We’d like to believe that the best way to break up with a person is to sit down with them face-to-face and have an honest, open discussion about why you feel the relationship should no longer continue. After a calm, mature discussion, you will both come to the amicable conclusion that the relationship isn’t working for either of you. You’ll share a friendly hug, and part ways saying, “I’m so glad we’re still friends.”
Can someone tell me on what planet this actually happens? I’d like to go there. It sounds tranquil and civilized.
Every relationship I’ve ever been in, with maybe a few exceptions, has ended with a cataclysmic scene. Even the ones where we agreed to the aforementioned amicable break-up scenario ahead of time didn’t end that way. There was always crying, shouting, and throwing things. Histrionics of epic proportions, if you will.
Having been dumped by every means possible, I’ve come to the conclusion that face-to-face is the worst way to end a relationship.
Maybe I’m not mature enough. Maybe the guys I’ve dated aren’t mature enough. Maybe there was way too much passion for things to just fizzle out and allow us to part ways like rational adults – love makes you do crazy things. I’ve yet to truly experience the “it was mutual” outcome. I don’t even believe it exists. Generally, one person has one foot out the door before the other even has a clue but regardless of whether you see it coming or not, this face-to-face plan has some serious potential pitfalls.
The phone is your best bet and here’s why.
I don’t want to see you. You’re about to break my heart in a million tiny pieces, betray my trust, and basically tell me something I don’t want to hear. I don’t want to see your face because at that moment I’m going to hate it. It’s much easier to take the news if we remove all the non-verbal communication because your body language and delivery are crucial to my response and, more than likely, you’re going to screw it up. If you’re awkward and fumbling your words, you’re just going to make me feel uncomfortable. And see, you dumping me is already uncomfortable. Let’s not make it any worse. If you’re coming off as an inconsiderate ass, I’ll probably be even more hurt and start wondering why I cared about you in the first place. Just FYI, once that moment where I doubt my decision-making abilities passes, I’ll probably want to punch you in the face. The bottom line, pick up the phone.

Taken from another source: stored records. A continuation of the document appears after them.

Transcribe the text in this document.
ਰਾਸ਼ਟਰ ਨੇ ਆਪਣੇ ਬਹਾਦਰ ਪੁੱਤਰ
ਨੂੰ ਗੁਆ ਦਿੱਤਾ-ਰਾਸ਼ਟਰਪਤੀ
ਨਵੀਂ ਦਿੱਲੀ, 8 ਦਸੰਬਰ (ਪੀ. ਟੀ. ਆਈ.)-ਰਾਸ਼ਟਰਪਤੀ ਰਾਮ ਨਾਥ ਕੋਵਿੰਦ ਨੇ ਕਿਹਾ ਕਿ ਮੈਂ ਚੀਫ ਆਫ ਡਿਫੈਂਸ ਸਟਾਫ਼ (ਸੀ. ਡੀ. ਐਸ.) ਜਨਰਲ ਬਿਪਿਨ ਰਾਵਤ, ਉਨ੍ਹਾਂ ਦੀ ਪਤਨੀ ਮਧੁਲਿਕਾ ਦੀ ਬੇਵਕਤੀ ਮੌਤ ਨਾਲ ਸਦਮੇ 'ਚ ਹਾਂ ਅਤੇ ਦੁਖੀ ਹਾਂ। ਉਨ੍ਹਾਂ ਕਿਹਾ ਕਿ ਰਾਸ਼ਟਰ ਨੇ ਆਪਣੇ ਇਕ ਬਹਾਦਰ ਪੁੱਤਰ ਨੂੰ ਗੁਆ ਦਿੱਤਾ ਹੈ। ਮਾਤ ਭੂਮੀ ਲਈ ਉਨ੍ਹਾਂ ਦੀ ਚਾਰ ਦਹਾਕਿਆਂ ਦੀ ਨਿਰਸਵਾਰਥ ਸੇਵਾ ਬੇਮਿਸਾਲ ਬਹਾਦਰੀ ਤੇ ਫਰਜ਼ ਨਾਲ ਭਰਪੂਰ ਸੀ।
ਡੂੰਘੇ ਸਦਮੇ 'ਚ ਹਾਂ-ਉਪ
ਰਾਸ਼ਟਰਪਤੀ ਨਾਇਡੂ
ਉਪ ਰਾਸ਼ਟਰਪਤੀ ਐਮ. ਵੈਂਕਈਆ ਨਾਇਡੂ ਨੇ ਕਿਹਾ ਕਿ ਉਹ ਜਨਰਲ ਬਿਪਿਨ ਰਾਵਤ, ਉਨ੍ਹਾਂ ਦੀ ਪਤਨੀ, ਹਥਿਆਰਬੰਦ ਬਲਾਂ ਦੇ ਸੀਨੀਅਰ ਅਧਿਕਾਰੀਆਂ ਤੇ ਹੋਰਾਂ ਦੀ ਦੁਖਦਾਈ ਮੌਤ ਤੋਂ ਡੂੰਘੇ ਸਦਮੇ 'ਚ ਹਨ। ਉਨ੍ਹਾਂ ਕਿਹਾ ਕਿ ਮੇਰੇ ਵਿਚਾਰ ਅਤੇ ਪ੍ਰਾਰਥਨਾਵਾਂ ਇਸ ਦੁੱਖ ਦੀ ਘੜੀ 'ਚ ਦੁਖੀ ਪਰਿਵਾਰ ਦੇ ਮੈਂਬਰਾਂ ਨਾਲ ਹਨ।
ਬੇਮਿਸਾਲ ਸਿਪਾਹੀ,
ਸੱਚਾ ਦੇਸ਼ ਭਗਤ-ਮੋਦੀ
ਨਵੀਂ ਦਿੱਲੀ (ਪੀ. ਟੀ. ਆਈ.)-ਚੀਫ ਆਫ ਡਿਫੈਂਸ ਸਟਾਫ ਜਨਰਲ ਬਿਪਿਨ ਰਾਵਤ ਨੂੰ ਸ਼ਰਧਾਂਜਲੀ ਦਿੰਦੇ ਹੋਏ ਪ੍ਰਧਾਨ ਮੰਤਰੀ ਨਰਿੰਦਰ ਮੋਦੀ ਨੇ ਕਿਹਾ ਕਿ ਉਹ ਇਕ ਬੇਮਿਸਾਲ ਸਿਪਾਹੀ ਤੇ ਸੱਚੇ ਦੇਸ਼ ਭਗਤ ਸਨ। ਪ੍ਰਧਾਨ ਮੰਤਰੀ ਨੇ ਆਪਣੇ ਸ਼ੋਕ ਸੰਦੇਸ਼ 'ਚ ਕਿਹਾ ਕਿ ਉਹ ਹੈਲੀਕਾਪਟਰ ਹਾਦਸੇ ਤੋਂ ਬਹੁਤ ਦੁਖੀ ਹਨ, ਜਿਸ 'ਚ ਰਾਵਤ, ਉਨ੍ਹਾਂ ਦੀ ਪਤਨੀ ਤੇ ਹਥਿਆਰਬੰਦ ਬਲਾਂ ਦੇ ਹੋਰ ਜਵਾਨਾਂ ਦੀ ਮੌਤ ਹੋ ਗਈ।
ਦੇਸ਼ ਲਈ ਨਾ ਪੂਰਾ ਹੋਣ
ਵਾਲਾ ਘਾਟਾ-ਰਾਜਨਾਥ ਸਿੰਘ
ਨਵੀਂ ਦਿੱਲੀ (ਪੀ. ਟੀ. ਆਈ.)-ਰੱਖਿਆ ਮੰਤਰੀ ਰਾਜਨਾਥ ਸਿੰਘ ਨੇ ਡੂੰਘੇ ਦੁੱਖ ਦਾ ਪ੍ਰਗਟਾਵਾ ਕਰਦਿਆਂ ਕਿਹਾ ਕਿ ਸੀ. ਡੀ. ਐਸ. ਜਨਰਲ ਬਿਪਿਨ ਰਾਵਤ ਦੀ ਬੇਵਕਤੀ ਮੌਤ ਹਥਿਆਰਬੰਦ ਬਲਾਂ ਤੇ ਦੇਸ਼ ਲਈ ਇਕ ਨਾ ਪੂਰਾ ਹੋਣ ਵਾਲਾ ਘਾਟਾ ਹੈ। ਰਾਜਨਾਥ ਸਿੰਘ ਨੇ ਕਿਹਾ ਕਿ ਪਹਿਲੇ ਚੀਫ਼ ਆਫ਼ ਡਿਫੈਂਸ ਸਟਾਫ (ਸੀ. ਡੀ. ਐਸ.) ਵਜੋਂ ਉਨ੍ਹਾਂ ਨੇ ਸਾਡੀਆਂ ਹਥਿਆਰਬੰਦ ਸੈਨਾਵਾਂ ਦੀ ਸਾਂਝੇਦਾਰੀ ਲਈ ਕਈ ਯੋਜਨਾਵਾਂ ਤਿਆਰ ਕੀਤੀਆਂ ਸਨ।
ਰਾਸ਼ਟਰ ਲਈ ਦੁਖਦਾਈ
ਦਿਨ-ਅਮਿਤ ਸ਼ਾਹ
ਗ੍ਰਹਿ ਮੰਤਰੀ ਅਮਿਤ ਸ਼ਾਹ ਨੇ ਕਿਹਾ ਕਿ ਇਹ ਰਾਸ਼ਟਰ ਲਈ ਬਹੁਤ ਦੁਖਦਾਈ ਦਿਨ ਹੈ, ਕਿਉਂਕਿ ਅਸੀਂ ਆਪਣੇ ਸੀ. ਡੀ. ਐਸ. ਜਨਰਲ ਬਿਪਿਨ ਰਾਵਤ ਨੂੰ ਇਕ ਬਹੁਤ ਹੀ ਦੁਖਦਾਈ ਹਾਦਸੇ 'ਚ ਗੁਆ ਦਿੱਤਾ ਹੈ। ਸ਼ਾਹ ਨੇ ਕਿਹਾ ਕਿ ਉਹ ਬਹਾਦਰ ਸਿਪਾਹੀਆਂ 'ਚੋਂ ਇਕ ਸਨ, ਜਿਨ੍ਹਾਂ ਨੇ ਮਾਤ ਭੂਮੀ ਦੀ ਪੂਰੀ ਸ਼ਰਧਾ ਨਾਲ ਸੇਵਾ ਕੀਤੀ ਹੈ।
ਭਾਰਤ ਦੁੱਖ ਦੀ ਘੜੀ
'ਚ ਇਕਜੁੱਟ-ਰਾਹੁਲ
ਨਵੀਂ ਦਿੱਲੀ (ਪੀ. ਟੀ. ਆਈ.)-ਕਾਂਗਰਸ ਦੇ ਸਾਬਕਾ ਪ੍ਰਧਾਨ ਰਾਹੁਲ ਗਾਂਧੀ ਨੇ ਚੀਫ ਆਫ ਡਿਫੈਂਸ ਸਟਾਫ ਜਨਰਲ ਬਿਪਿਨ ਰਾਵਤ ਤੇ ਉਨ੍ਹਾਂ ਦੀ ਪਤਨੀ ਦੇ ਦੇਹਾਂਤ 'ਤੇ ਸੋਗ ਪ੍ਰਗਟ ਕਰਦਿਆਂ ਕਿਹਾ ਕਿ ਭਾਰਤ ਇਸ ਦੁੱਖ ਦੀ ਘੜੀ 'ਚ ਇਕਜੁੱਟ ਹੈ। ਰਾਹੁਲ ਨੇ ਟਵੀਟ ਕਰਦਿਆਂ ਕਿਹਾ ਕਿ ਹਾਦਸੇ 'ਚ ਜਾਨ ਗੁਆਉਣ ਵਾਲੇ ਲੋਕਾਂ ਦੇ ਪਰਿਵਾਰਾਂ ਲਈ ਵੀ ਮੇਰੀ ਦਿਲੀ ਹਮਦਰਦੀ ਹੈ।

I also don’t want YOU to see ME. If I’m madly in love with you and you’re completely blindsiding me, this is going to be a mess regardless. Having this discussion over the phone allows me to preserve some semblance of my dignity. I can simply say, “ok, well… I wish you all the best,” hang up, throw up, and dissolve into a puddle of tears on the floor. And I’m not talking your standard everyday crying. I’m talking about the mouth-wide-open/eyes-squeezed-shut/hyperventilating/convulsing/drooling-all-over-yourself kind of sobbing that inevitably accompanies a breakup you never saw coming. No one needs to see that! I’m about to lock myself in my room for days and just lay there in the fetal position near comatose on the floor. Hey, it happens! But I certainly don’t need you to know anything about it because then how will I maintain my carefully crafted everything-is-great-since-we-broke-up status updates and Facebook photo charade?
Location, location, location. The problem is that there is no good place to get dumped. Wherever you do it will forever be tainted by this unrealistically mature conversation we’re about to have. There are numerous locations I still can’t go back to, even years later, because they’re the “scene of the crime,” so to speak. So where do you do it? Do you invite me over to your place and dump me there? How does that work? Do you deliver the message calmly and then ask me to leave? Because it’s not as simple as escorting me to the door. It may require a police escort. Do you come over to my place and dump me on my own turf so I can think, “oh that’s the spot where he looked me in the eye and ripped my heart out of my chest” every time I sit on my couch? That’s just rude. If you opt for someplace neutral like a public park or bar, now I’ve got an audience watching me fall apart. Thanks for the public humiliation.
Lie to me. That whole “honest” part of the “honest face-to-face conversation” you’re planning to skillfully execute when you break up with me is a bunch of crap too. Do me a favor, lie. I don’t want to know the real reasons you don’t want to date me. No one wants to know that. I lie to people on a daily basis. I even lie to myself. Why? Because it makes everyone feel better. It’s bad enough you’re dumping me. Now you’re going to add insult to injury by being completely honest? No, thank you.
See if you dump me over the phone, not only is there less risk of hysterics, violence, and a potentially awkward exit, you don’t have to look me in the eye while you give me a plausible but vague excuse as to why you can’t date me anymore and thanks to modern technology and cell phone portability, I get to choose where I get dumped. This may not seem like the optimal method for ending a relationship, but trust me, it’s actually a fairly considerate thing to do. Plus my living room and that bar with the amazing margaritas will continue to be my sanctuaries and I’ll definitely need a place that won’t remind me of you. Especially when I start seeing other people.